Dual control of RegX3 transcriptional activity by SenX3 and PknB
- Authors
- Park, Eun-Jin; Kwon, Yu-Mi; Lee, Jin-Won; Kang, Ho-Young; Oh, Jeong-Il
- Issue Date
- Jul-2019
- Publisher
- American Society for Biochemistry and Molecular Biology Inc.
- Keywords
- mycobacteria; Mycobacterium smegmatis; Mycobacterium tuberculosis; serine; threonine protein kinase; signal transduction; transcription regulation; SenX3-RegX3; two-component system
- Citation
- Journal of Biological Chemistry, v.294, no.28, pp 11023 - 11034
- Pages
- 12
- Indexed
- SCIE
SCOPUS
- Journal Title
- Journal of Biological Chemistry
- Volume
- 294
- Number
- 28
- Start Page
- 11023
- End Page
- 11034
- URI
- https://scholarworks.bwise.kr/hanyang/handle/2021.sw.hanyang/13383
- DOI
- 10.1074/jbc.RA119.008232
- ISSN
- 0021-9258
1083-351X
- Abstract
- The mycobacterial SenX3-RegX3 two-component system consists of the SenX3 sensor histidine kinase and its cognate RegX3 response regulator. This system is a phosphorelay-based regulatory system involved in sensing environmental P-i levels and induction of genes required for P-i acquisition under P-i-limiting conditions.
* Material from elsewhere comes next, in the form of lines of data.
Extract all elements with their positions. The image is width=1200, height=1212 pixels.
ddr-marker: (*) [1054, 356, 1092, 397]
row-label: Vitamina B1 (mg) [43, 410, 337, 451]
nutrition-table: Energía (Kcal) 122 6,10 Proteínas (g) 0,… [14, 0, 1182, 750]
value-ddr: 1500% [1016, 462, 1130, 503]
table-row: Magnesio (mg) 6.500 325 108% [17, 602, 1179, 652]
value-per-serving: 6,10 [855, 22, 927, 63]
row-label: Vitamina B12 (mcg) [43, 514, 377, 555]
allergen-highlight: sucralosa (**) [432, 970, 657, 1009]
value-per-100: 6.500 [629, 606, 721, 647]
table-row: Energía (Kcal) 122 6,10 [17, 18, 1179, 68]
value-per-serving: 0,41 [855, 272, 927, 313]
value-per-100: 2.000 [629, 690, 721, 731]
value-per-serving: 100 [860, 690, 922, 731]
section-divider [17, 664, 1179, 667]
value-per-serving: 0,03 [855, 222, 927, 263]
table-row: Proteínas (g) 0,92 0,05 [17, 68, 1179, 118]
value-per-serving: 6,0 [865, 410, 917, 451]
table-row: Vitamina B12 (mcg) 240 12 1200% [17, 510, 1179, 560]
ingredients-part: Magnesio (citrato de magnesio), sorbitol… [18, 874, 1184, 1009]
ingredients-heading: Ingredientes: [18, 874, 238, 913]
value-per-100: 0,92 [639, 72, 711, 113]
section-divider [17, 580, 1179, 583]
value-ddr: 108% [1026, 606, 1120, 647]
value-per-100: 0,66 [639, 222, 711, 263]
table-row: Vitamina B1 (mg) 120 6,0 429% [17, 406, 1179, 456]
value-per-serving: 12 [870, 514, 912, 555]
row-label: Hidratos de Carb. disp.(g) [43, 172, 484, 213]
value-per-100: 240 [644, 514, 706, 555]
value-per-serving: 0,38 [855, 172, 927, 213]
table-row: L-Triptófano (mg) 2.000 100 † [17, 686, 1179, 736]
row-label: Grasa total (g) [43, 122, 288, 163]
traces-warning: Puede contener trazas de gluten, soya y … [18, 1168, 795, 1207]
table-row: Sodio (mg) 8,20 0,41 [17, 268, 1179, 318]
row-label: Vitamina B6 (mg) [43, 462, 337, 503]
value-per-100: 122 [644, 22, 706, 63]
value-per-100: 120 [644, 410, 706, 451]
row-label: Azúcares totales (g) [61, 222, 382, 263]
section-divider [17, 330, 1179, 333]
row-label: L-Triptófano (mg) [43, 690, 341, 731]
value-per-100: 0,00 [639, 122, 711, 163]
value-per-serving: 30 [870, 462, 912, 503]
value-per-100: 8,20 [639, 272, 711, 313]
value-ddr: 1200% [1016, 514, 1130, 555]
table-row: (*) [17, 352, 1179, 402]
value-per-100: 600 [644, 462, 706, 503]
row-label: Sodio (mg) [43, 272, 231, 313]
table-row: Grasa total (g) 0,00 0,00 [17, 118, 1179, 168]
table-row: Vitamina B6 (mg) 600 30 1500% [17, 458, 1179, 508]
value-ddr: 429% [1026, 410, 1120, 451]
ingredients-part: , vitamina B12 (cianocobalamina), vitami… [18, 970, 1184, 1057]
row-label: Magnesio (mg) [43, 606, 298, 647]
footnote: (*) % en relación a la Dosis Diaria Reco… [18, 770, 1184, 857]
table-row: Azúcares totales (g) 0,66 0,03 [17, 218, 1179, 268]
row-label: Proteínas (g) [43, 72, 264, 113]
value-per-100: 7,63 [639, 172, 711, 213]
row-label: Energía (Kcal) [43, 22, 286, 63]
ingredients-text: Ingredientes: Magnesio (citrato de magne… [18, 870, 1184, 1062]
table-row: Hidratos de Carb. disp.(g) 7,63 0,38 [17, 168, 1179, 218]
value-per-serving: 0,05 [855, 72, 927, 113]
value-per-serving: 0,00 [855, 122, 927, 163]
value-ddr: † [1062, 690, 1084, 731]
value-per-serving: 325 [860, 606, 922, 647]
Here we demonstrate that overexpression of the kinase domain of Mycobacterium tuberculosis PknB (PknB-KDMtb) inhibits the transcriptional activity of RegX3 of both M. tuberculosis and Mycobacterium smegmatis (RegX3(Mtb) and RegX3(Ms), respectively). Mass spectrometry results, along with those of in vitro phosphorylation and complementation analyses, revealed that PknB kinase activity inhibits the transcriptional activity of RegX3(Mtb) through phosphorylation events at Thr-100, Thr-191, and Thr-217. Electrophoretic mobility shift assays disclosed that phosphorylation of Thr-191 and Thr-217 abolishes the DNA-binding ability of RegX3(Mtb) and that Thr-100 phosphorylation likely prevents RegX3(Mtb) from being activated through conformational changes induced by SenX3-mediated phosphorylation. We propose that the convergence of the PknB and SenX3-RegX3 signaling pathways might enable mycobacteria to integrate environmental P-i signals with the cellular replication state to adjust gene expression in response to P-i availability.